Cousins also called on the Government to “do more to provide titles for the thousands of Jamaicans who have historically occupied their communities”.

Addressing a title handing-over ceremony on Friday in the Havana Heights community of his Clarendon Southwest constituency, the spokesman said more scrutiny of the policies of the country's planning agencies is needed.

“Most administrations since independence have recognised the importance of getting land to the Jamaican people but that this is still a slow-moving process,” he said.

Cousins congratulated the residents who were receiving titles from the Ministry of Housing, Urban Renewal, Environment and Climate Change as a significant achievement for all the Havana Heights residents in Clarendon.

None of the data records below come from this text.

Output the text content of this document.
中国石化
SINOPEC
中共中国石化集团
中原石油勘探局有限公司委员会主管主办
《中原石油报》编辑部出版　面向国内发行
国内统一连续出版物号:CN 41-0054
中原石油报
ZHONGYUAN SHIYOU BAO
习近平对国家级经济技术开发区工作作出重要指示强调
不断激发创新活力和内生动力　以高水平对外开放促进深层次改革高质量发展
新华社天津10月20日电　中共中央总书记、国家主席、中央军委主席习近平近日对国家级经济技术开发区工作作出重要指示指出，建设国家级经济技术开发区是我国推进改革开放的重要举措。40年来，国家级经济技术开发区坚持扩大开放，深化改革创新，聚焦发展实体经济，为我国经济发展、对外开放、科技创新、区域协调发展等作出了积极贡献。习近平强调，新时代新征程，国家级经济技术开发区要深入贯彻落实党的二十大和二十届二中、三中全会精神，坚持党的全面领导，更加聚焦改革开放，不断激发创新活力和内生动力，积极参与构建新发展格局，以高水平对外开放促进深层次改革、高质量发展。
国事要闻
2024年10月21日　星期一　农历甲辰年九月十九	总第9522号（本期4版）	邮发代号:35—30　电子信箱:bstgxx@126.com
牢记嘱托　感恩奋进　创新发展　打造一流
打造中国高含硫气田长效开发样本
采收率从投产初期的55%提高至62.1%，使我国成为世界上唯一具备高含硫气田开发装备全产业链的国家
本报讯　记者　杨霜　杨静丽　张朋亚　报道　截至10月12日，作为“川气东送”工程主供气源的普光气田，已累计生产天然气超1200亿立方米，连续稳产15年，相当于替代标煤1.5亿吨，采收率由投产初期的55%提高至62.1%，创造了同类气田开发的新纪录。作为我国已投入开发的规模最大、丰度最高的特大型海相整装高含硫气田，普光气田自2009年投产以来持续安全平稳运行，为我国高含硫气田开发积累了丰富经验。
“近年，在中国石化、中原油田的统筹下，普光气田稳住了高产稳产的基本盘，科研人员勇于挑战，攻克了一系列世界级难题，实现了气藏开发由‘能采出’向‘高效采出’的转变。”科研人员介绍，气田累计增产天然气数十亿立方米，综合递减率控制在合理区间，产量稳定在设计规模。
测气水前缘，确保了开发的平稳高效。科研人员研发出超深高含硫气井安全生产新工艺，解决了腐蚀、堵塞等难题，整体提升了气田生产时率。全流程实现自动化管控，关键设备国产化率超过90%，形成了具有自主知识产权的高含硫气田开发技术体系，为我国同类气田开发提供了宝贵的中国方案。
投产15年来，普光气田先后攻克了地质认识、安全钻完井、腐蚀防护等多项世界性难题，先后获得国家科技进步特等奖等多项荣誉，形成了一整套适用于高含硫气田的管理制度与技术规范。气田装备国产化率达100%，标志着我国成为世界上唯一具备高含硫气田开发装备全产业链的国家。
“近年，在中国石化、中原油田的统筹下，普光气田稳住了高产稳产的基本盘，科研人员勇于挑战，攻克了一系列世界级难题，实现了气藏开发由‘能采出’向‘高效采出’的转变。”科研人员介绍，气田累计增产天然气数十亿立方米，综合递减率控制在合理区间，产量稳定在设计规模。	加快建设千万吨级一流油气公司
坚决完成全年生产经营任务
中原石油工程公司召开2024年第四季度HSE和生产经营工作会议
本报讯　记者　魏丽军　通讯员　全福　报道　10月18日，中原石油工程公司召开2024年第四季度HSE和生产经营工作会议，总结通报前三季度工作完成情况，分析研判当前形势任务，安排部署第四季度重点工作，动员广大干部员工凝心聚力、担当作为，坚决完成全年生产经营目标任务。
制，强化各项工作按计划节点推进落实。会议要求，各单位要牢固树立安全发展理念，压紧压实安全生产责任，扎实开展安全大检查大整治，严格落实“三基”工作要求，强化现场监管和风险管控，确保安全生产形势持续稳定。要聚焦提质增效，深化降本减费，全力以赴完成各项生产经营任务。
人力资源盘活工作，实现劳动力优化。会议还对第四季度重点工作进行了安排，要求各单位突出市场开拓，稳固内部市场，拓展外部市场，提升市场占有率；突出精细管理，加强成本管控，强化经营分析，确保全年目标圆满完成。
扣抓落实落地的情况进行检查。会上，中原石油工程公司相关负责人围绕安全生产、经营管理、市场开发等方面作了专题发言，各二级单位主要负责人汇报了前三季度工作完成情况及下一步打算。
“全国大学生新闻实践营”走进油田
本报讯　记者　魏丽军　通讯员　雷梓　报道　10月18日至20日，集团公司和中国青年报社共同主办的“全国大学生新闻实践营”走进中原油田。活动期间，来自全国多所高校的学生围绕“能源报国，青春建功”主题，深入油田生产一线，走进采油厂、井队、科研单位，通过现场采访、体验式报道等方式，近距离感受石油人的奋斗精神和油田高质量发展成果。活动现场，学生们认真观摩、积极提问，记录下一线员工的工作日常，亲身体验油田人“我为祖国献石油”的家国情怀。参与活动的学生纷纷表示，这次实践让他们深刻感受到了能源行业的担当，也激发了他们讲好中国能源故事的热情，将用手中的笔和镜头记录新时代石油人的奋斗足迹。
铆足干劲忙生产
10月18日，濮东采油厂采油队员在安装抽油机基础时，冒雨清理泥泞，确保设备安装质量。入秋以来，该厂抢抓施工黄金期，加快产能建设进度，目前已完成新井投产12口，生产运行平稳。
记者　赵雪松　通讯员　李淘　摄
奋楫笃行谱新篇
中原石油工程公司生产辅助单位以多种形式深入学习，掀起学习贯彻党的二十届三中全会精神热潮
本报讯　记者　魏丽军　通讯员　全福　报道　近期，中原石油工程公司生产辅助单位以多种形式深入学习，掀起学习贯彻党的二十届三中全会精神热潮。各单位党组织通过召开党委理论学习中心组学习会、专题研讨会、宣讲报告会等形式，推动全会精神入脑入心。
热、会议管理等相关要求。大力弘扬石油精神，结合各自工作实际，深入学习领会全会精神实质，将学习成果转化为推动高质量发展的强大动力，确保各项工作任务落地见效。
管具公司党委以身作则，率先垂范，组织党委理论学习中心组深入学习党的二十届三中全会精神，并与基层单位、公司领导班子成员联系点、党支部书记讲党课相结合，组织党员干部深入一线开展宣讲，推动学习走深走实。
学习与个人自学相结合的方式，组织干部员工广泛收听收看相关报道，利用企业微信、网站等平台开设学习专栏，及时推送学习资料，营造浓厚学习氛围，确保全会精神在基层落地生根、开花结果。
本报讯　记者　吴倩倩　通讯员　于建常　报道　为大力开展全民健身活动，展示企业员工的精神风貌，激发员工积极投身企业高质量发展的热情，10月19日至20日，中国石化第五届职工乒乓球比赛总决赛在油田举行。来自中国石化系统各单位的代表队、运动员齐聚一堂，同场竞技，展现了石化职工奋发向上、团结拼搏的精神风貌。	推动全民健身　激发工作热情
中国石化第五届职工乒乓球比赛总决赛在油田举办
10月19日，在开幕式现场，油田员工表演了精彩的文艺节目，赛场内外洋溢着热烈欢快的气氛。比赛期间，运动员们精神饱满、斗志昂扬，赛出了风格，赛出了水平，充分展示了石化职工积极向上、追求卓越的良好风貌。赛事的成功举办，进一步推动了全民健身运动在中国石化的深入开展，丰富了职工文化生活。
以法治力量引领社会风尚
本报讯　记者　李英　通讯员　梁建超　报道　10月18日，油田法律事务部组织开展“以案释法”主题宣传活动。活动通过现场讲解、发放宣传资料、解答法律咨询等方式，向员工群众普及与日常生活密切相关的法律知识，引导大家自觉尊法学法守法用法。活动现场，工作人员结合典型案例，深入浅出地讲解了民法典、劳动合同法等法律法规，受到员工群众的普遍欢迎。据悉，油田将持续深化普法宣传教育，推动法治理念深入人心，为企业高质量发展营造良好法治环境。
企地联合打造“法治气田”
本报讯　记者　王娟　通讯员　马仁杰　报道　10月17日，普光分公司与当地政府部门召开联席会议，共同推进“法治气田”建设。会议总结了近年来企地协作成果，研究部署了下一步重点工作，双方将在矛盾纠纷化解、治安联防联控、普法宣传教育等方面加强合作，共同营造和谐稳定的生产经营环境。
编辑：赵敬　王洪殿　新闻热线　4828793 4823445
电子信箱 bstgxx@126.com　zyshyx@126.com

“The delivery of these titles represents the completion of work started by my predecessors, as far back as OD Ramtallie, who advocated for the residents to be able to stay on the land,” he said.

Cousins said the handover of titles represented improved prospects for economic advancement as the equity in the land could be used as collateral for future investments and development in the community.

The Opposition spokesman cautioned however, that the country and its leaders must keep an eye on how land is being used, especially to ensure food security.

“We are seeing a lot of housing developments, and a lot of investments but we aren't seeing the same kind of attention being paid to how we plan for the use of our land—a very finite resource,” he noted.

Cousins said that appropriate land utilisation and planning policies from the Government, to avoid future conflicts among agriculture, housing, mining and forest conservation, should be one of the nation's top priorities.

Food insecurity, he said, is a growing concern especially as the rate of investment in agriculture has not kept pace with residential developments.

He added that Jamaica needs a national strategy that addresses this before it becomes a crisis.

“It is even more urgent now because of the impact of the coronavirus pandemic. This situation should be treated as a national emergency, because food security is a problem that will only get worse,” he said.